A stroke can cause permanent brain damage. Medication can significantly improve the outcome of a stroke when given during the first 3 hours of the onset of the signs and symptoms (the critical time frame during which the “clot busting” drugs can be the most effective).
Signs and Symptoms:
A sudden severe headache, especially when a blood vessel breaks in the brain (ruptured brain aneurism)
Confusion: The person becomes confused and may not remember their name or where they are
One side of the face may droop
Difficulty in speaking: Paralysis on one side of the face may make it difficult to speak or the blockage in the brain may be in the area that affects the speech. In this case it is possible they may not make any sense when they speak.
Loss of bladder and bowel control
Paralysis or weakness (usually on one side): The person may not be able to hold up an arm up or walk properly.
Change in the level of consciousness: The person may go from being alert and awake to confused, drowsy and possibly unconscious. This could happen quickly or it may take hours to occur.
Visual disturbances: The vision may become blurry, or the person could possibly lose their vision. There may be other visual disturbances also.
Stay calm and make sure the area is safe for you to enter.
Perform a primary survey. Check for a clear airway and if they are breathing adequately as well as a fast bleed check.
Activate Emergency Services.
Loosen tight clothing and monitor the airway.

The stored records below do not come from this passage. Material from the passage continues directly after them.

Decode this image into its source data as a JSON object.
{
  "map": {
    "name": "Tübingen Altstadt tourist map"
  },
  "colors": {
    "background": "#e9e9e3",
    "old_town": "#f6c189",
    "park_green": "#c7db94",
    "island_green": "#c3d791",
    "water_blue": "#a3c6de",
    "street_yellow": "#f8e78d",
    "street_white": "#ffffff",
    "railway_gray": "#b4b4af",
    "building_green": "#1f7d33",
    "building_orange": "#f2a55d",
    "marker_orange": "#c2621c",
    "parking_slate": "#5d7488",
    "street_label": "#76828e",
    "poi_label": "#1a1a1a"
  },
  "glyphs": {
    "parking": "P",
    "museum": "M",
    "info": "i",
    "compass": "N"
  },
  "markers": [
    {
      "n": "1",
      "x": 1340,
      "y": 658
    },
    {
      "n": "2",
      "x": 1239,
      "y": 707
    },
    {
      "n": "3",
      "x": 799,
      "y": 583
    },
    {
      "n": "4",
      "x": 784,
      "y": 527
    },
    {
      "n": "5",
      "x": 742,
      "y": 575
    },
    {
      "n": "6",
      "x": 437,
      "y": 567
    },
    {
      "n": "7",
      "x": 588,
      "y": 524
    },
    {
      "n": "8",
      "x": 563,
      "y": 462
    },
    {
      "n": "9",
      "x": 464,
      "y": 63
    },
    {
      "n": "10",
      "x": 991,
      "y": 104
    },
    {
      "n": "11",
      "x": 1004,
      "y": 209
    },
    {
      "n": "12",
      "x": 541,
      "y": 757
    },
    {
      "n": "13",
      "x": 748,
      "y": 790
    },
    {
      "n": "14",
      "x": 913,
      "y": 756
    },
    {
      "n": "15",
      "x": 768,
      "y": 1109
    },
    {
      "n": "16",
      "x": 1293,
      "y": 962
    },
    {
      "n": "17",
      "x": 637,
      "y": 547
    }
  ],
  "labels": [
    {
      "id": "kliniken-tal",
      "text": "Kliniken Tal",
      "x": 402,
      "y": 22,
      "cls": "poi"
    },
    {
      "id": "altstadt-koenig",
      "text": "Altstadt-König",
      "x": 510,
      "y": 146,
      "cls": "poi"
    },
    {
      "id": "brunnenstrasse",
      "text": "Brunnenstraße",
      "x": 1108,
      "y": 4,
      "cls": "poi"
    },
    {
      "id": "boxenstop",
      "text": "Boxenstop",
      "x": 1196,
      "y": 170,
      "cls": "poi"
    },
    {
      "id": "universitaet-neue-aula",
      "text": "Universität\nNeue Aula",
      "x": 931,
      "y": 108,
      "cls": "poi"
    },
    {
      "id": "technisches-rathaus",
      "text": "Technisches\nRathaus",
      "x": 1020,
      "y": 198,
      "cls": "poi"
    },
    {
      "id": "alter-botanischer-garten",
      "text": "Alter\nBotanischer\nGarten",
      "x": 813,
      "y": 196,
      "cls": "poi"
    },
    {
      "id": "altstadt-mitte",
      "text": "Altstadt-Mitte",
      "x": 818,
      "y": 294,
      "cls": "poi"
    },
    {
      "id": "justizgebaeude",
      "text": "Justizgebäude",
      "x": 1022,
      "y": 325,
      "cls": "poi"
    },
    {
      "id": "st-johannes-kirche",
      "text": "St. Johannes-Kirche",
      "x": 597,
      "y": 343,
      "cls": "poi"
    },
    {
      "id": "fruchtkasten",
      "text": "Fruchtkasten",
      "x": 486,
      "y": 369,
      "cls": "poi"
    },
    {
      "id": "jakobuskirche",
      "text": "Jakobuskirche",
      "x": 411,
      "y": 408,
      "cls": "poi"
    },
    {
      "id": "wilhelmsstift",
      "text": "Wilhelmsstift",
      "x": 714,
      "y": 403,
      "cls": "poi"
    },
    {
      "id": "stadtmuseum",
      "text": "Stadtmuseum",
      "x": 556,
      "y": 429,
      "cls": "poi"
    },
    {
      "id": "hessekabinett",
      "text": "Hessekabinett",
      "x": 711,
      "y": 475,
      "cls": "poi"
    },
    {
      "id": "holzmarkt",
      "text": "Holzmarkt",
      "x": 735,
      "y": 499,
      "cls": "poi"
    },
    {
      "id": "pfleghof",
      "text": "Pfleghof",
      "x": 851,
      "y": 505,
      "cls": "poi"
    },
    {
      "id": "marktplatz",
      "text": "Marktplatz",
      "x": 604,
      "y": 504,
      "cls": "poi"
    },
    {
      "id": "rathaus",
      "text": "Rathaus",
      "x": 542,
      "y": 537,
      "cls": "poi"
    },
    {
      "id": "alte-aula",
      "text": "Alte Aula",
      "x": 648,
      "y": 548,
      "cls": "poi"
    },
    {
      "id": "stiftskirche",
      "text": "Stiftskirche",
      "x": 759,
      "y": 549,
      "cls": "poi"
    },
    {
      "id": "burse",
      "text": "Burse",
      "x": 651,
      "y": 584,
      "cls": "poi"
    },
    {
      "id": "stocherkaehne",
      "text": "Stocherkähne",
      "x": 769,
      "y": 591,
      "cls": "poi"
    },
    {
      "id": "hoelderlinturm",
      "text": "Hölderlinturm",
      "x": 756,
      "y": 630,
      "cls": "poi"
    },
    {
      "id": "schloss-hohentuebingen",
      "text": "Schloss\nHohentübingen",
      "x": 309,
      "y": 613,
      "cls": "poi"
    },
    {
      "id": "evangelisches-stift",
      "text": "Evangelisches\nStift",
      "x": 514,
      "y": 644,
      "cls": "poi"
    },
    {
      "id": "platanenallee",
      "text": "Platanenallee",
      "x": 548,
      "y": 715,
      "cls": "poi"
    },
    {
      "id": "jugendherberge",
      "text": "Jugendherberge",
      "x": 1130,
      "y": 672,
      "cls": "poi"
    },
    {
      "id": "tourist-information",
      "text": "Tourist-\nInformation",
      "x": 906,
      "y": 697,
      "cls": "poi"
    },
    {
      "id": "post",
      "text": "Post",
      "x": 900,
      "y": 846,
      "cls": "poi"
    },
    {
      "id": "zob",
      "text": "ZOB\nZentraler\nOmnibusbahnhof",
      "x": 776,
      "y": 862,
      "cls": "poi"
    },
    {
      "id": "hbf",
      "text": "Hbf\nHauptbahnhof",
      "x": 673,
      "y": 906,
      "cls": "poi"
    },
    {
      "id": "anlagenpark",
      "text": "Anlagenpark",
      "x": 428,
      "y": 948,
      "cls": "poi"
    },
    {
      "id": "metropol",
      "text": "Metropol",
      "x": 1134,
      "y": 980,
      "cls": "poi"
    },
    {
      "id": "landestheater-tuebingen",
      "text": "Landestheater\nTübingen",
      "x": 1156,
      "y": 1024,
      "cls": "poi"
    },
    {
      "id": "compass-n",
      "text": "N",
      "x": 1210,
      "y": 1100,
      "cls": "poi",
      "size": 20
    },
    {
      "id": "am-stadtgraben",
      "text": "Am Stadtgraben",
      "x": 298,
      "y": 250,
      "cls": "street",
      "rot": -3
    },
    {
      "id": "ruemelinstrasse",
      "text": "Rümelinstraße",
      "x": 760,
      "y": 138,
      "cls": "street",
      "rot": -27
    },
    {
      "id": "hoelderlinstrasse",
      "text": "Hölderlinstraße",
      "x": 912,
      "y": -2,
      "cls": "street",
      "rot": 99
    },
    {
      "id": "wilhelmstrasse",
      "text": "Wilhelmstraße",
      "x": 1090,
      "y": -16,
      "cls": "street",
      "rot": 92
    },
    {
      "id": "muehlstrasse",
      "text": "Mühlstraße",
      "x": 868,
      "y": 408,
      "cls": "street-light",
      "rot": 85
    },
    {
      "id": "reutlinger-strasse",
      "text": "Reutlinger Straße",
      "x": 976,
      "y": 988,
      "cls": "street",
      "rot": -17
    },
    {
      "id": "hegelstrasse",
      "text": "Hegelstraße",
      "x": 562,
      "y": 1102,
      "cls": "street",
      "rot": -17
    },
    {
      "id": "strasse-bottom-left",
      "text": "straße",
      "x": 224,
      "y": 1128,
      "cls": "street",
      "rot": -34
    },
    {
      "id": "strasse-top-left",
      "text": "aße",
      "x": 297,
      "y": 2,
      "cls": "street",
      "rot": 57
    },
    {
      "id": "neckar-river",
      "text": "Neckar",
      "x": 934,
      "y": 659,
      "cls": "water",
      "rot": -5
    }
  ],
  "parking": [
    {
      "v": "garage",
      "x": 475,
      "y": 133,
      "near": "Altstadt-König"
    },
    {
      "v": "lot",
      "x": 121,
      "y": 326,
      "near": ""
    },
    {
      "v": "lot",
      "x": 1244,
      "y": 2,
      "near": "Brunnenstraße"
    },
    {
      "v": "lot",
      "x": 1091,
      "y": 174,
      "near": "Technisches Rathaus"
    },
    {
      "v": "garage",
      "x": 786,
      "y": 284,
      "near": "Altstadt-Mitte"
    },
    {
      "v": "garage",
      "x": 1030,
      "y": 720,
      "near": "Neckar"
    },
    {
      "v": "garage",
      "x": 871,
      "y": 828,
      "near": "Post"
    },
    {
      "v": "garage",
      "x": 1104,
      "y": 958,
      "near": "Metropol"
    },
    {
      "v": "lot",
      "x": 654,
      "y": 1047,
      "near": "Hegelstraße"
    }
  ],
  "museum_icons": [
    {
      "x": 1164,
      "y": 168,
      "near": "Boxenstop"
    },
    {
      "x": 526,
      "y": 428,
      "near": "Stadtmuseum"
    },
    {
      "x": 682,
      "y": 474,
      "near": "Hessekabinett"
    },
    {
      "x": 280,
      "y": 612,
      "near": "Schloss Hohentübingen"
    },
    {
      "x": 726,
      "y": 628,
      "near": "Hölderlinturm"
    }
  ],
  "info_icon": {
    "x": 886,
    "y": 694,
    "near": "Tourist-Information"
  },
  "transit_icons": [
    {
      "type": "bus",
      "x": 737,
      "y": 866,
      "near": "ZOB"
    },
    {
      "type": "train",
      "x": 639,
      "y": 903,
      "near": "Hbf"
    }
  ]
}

Don’t give the person anything to eat or drink.
Protect the person. They may not be able to feel any pain in the affected areas or be able to move away from something that could harm them.
Prepare to do CPR if needed.
TIA (Transient Ischemic Attack):
Transient ischemic attacks are also referred to as mini or little strokes. This is a condition that may present itself with the same signs and symptoms as a stroke. The difference is that the signs and symptoms are temporary. They may last for minutes, or hours, but the person will go back to normal and regain use of the affected parts.
A problem occurs that when a person shows the signs and symptoms of a TIA and they go back to normal. People around them think they are OK and there shouldn’t be any concern. This is a mistake. Many people have had several TIAs before they had a stroke ending with permanent damage.
A TIA is an important warning sign and medical should be sought. TIAs can happen at home or at the workplace.